Suriye’de Esad rejiminin devrilmesiyle Ortadoğu’da dengeler yeniden şekillenirken, Türkiye’de de hem iç hem dış politikayı etkileyecek önemli bir dönemece girildi. MHP lideri Bahçeli’nin başlattığı ve Cumhurbaşkanı Erdoğan’ın da desteklediği “Yeni çözüm süreci” tartışmaları ise devam ediyor. KARAR’a konuşan Doç. Dr.

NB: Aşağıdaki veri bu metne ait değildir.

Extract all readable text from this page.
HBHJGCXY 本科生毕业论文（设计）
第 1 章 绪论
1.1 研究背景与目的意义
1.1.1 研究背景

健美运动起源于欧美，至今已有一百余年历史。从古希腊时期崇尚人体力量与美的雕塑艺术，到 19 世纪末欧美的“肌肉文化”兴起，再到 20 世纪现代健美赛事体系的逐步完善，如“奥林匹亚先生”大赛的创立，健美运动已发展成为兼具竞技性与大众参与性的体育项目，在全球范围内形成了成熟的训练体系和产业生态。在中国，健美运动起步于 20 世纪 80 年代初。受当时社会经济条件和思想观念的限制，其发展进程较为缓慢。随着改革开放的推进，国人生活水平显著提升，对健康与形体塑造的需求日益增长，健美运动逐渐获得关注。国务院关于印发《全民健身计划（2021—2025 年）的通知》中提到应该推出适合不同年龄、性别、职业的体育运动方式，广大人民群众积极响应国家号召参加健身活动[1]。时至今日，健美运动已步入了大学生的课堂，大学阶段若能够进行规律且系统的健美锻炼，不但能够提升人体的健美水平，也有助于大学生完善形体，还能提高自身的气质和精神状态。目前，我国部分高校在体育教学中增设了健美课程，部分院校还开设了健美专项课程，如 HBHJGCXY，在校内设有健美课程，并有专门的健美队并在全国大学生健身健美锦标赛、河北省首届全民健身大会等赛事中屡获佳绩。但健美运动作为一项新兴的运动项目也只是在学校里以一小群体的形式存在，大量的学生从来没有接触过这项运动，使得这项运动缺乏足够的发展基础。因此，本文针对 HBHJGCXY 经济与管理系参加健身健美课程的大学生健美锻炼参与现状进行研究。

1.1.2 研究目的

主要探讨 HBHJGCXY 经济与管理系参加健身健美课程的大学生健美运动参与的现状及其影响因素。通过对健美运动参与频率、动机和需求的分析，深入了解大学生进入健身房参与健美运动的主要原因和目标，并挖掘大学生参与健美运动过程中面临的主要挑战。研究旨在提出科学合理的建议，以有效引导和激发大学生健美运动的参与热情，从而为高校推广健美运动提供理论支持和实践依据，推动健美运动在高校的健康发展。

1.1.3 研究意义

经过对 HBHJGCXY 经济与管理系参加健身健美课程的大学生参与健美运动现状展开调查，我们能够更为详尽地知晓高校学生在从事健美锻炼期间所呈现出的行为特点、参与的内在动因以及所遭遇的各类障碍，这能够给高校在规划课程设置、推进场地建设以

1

Vahap Coşkun, yeni çözüm sürecinin geleceği, sürecin dinamikleri ve aktörlerin üstleneceği roller gibi önemli başlıklar üzerine değerlendirmelerde bulundu.
SEMA KIZILARSLAN
1 Ekim’de MHP lideri Devlet Bahçeli, TBMM’nin yeni dönem açılışında DEM Parti grubuyla tokalaşarak dikkat çeken bir adım attı. 22 Ekim’deki grup toplantısında ise Abdullah Öcalan’ın geçmişteki "Türkiye'ye dönünce hizmet edeceğim" sözlerini hatırlatarak, PKK liderine örgüt mensuplarına silah bırakıp teslim olmaları yönünde çağrı yapması gerektiğini ifade etti. Cumhurbaşkanı Recep Tayyip Erdoğan da “Hep beraber terörün olmadığı bir Türkiye’yi inşa edelim istiyoruz” sözleriyle Bahçeli’nin bu çıkışına destek verdi.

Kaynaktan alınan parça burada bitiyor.